Today is ‘Ochi’ day in Greece. Parades to mark the day that Greek PM Metaxas said a firm “No” to Mussolini have been celebrated in Greece ever since the end of WWII.

I was lucky enough to see the Ochi Day Parade in Thessaloniki in 2008 and here is the relevant passage from my book ‘On The Beaten Track’:

‘Next day was a special day. Known as ‘Ochi’ Day, the 28th October commemorates the time that the Greek PM Metaxas said an emphatic “NO” in response to an ultimatum made by Italian dictator Mussolini on 28th October 1940. The ultimatum had been to allow Italian troops and their allies to occupy strategically important parts of Greece.

The Greek refusal led to an Italian invasion and Greece being pulled into WWII. Despite the hardships that this brought about, the refusal was universally popular with the Greek population at that time and has been celebrated every year since with military and student parades, Thessaloniki holding the biggest one in the country.
 Slightly worse for wear, we joined the local crowds on the streets to see marching bands along with a show of Greece’s military arsenal of tanks, missiles, jets and assorted armoured vehicles.

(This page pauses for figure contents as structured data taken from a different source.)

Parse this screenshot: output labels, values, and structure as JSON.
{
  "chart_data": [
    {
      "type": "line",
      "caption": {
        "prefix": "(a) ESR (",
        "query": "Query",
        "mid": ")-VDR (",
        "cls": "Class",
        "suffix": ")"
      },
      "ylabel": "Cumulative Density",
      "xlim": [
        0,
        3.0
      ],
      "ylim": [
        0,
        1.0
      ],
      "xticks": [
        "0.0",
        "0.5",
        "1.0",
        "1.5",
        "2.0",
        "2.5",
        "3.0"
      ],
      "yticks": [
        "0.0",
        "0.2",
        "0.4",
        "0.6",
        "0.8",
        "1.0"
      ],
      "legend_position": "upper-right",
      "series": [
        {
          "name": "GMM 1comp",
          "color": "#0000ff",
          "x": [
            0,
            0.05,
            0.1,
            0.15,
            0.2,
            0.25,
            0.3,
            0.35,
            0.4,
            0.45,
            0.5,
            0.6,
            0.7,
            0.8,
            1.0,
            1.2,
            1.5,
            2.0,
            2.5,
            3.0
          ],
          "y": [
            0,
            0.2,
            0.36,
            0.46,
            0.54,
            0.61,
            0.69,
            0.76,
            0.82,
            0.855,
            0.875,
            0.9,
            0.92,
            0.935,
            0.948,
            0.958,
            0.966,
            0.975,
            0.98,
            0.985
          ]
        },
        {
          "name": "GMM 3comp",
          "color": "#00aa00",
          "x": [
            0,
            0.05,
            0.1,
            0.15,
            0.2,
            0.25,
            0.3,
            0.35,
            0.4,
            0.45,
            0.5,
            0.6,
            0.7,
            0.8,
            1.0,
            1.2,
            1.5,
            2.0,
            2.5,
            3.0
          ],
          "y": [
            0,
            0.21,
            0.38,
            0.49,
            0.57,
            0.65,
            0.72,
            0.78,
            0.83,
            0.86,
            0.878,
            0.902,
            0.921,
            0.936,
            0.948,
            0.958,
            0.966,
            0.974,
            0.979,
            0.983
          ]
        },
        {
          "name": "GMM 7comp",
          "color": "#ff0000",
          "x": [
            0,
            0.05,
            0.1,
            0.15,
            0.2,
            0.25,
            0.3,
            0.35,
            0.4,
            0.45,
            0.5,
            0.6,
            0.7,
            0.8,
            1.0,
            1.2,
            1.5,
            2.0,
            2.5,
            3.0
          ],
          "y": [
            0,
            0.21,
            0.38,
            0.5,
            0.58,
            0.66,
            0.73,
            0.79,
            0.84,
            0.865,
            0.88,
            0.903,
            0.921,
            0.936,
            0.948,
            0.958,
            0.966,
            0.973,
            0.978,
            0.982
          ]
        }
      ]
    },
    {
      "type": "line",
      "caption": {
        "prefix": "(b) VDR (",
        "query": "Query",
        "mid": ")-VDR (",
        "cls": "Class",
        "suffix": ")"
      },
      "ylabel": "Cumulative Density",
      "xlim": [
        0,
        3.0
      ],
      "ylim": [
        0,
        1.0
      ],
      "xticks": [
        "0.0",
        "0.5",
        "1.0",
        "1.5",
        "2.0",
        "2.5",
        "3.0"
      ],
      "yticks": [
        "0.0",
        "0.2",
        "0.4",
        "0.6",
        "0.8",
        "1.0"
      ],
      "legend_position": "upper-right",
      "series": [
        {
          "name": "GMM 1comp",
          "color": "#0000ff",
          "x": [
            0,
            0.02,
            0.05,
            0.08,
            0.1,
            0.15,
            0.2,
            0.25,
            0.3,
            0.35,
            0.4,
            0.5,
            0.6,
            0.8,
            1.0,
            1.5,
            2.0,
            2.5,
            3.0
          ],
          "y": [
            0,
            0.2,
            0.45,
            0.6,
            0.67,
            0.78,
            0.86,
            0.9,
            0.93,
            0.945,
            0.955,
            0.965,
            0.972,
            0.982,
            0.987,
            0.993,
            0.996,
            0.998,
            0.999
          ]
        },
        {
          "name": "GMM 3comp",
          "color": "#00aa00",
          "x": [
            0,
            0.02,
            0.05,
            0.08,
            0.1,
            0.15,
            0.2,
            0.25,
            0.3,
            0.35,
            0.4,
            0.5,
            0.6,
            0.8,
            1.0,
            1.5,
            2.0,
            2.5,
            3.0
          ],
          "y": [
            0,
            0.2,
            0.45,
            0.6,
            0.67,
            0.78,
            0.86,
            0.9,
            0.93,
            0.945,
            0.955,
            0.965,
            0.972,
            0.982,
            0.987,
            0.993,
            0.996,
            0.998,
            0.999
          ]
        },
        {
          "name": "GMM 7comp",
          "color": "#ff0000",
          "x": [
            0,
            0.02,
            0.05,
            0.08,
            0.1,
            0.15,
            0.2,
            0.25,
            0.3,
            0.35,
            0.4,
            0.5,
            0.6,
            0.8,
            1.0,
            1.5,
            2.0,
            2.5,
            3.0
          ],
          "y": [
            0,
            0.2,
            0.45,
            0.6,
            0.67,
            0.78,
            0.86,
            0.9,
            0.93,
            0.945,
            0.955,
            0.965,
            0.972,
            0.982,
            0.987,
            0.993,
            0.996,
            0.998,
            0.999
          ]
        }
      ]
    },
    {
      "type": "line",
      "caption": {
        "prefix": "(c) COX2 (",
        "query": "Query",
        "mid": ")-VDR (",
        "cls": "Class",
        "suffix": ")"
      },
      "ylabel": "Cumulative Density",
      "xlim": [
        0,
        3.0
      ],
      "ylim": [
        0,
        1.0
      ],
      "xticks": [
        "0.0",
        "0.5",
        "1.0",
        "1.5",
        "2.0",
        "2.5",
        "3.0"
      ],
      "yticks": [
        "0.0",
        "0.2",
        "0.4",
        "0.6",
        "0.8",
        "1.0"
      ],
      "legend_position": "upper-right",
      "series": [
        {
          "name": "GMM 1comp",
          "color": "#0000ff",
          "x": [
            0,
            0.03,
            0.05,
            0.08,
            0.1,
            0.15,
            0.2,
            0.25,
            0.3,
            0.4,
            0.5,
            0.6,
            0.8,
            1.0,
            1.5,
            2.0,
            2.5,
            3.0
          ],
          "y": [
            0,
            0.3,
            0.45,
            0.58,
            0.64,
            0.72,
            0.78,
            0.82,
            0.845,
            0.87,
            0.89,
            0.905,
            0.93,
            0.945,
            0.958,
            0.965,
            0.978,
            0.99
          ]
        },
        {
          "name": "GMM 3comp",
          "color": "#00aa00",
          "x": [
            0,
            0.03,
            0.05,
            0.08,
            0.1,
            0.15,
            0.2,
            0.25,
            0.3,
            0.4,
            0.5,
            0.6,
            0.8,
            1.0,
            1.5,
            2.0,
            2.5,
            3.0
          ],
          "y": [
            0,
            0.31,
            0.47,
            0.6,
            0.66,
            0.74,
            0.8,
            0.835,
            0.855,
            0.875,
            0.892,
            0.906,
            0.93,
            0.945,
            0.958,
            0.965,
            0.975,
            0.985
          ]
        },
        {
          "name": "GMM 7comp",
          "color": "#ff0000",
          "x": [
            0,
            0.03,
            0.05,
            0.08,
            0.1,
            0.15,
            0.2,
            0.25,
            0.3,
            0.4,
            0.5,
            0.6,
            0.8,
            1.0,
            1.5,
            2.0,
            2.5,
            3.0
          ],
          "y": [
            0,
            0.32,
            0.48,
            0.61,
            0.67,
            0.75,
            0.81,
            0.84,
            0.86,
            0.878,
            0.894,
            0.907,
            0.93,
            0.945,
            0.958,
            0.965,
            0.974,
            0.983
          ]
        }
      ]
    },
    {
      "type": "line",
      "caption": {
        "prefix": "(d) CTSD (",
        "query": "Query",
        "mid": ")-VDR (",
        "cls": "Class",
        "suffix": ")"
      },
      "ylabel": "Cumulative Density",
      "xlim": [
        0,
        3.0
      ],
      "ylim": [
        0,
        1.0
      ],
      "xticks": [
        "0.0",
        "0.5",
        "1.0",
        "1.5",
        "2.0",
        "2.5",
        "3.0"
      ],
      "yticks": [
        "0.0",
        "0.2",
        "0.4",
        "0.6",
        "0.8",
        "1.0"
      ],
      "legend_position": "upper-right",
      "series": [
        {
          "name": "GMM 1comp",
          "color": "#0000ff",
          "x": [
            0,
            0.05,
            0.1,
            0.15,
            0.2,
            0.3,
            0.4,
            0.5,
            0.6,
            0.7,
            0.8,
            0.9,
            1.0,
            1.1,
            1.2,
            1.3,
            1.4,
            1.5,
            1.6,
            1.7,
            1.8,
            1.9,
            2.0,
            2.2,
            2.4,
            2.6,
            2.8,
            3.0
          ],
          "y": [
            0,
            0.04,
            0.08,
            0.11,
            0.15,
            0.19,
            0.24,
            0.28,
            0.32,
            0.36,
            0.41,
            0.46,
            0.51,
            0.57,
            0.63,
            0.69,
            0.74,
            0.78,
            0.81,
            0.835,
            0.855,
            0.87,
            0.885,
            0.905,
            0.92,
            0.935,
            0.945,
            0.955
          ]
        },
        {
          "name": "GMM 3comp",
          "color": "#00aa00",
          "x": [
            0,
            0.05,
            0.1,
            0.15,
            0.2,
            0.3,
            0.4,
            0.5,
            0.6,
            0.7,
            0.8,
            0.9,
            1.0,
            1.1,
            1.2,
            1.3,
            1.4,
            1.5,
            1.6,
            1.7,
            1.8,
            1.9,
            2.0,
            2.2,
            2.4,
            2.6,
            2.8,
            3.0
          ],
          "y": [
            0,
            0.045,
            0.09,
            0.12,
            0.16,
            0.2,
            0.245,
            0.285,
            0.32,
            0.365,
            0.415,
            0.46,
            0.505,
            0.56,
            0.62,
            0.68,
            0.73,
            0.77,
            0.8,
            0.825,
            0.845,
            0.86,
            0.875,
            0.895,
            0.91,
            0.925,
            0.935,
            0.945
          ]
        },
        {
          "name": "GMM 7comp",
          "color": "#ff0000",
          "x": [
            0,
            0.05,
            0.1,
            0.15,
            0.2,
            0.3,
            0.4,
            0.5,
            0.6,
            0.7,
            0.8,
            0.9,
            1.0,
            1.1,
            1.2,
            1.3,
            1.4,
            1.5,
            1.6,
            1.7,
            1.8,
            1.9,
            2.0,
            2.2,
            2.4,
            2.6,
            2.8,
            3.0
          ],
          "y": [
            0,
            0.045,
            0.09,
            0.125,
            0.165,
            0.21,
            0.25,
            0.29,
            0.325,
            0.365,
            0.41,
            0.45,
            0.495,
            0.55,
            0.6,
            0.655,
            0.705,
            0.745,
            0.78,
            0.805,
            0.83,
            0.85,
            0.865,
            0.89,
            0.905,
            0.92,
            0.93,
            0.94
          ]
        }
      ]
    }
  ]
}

It was an impressive sight, no doubt sending a message to Greece’s near neighbours/old foes.’


Ochi ochi2 ochi3
The extremely brave role that Greece played in WWII is usually understated by historians and in some instances ignored all together – this is a crime as the sacrifices this noble country made in standing up to the fascist enemy saved many allied lives.

Happy Ochi Day to all my special friends and family in Athens and those in the UK too.